The lanky defender-turned-midfielder utilised his superior height and aerial prowess to support the Lions' attack last night, in particular assisting strikers Khairul Amri and his replacement Sahil Suhaimi in their 0-0 draw with Malaysia in the Causeway Challenge.

The PDRM player is comfortable in an offensive role, having been a striker during his Singapore Sports School days, even though Singapore eventually struggled to find the net, with Amri, Hariss Harun and Daniel Bennett each hitting the woodwork once. PDRM are the Malaysian police team and they play in the Malaysia Super League.

The utility player said: "It is not easy because I've been playing in so many positions in recent years.

"I'm still trying to give more options for myself."

While he feels that he can be an asset at the front in creating goal-scoring chances, he pointed out that applying the finishing touch for a goal is an area that the team, including himself, need to work on.

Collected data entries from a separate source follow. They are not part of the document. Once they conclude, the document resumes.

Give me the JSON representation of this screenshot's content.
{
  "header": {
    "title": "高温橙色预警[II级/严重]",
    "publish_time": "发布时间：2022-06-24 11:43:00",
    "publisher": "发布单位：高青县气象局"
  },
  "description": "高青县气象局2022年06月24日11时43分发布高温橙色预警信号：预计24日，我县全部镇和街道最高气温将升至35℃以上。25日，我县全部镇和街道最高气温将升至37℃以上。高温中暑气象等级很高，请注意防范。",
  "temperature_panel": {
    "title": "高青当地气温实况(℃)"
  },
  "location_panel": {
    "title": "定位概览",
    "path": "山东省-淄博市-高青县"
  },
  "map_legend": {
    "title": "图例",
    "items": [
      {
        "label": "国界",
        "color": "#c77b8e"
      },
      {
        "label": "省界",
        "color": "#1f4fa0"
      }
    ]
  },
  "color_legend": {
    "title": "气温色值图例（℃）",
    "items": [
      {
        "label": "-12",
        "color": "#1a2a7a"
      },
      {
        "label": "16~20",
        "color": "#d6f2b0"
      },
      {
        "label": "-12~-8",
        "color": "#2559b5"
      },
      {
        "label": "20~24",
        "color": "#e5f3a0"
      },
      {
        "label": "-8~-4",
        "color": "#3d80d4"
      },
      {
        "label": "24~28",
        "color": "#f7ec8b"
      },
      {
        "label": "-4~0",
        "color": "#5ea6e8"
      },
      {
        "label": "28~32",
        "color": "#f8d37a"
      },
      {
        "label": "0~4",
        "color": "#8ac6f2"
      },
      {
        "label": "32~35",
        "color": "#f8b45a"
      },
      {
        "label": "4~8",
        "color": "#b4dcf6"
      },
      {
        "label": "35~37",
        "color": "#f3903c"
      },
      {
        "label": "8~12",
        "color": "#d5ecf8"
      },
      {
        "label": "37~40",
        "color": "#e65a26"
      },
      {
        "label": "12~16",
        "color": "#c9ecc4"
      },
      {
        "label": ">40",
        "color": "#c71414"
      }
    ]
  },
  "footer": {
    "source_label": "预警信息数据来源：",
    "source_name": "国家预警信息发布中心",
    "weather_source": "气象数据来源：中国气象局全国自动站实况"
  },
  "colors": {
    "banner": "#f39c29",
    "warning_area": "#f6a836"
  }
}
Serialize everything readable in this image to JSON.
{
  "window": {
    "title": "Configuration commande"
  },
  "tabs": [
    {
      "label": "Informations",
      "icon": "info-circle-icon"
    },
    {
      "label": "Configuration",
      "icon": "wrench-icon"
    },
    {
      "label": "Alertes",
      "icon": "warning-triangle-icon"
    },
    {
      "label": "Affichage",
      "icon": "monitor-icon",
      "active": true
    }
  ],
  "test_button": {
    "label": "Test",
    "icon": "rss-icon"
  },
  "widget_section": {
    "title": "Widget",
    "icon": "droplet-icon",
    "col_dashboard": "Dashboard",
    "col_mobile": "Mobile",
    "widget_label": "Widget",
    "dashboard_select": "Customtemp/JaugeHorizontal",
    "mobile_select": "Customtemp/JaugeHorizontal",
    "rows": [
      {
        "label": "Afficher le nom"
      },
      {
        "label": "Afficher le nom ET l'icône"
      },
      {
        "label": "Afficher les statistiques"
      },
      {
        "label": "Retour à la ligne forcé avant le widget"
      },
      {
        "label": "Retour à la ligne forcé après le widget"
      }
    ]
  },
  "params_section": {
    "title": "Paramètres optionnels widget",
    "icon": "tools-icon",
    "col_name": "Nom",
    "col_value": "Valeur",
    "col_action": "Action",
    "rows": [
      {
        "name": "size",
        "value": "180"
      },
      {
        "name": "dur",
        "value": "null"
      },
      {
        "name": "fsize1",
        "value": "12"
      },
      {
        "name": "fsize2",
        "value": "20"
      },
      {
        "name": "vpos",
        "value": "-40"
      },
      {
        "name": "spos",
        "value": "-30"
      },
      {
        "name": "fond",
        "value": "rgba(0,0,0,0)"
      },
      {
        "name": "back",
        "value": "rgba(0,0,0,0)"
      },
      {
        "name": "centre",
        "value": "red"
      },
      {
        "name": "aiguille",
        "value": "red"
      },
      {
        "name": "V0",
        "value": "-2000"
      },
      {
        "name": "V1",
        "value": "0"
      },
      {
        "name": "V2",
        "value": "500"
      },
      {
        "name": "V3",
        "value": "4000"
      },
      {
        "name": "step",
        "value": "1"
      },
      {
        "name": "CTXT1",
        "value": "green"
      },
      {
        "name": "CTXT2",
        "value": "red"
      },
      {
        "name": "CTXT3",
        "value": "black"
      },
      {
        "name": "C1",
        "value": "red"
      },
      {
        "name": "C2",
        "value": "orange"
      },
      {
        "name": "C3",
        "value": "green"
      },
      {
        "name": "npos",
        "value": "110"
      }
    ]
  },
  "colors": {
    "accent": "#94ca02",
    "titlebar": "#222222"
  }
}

He said: "For today, we still need to work on the finishing touches before we head for the goal.

"We could have easily scored a goal once or twice during the game.

"Experimenting and trying out is one thing, but it is most important to deliver and score a goal as a team. It's not about experimenting any more, it's about giving the solution and delivering."

But even after all the experimenting in various roles, Safuwan, 25, refused to settle on a preferred position. He said: "Whichever position I am required to play in, I will do my best in that role. I have to think about the team, if things are not going well for the team at that point in time, then I have to (fit that role)."

The Lions dominated the proceedings but the Malaysian defence stood firm against the waves of attacks.

V. Sundramoorthy's team were facing a new-look Malaysia side, who were still rebuilding following the retirements of key players S. Kunanlan, Amirulhadi Zainal, Aidil Zafuan and former captain Safiq Rahim, the top scorer in the 2014 AFF Suzuki Cup.

Safuwan said: "We played good football, but I think both parties were too cautious. We created so many chances but we didn't score."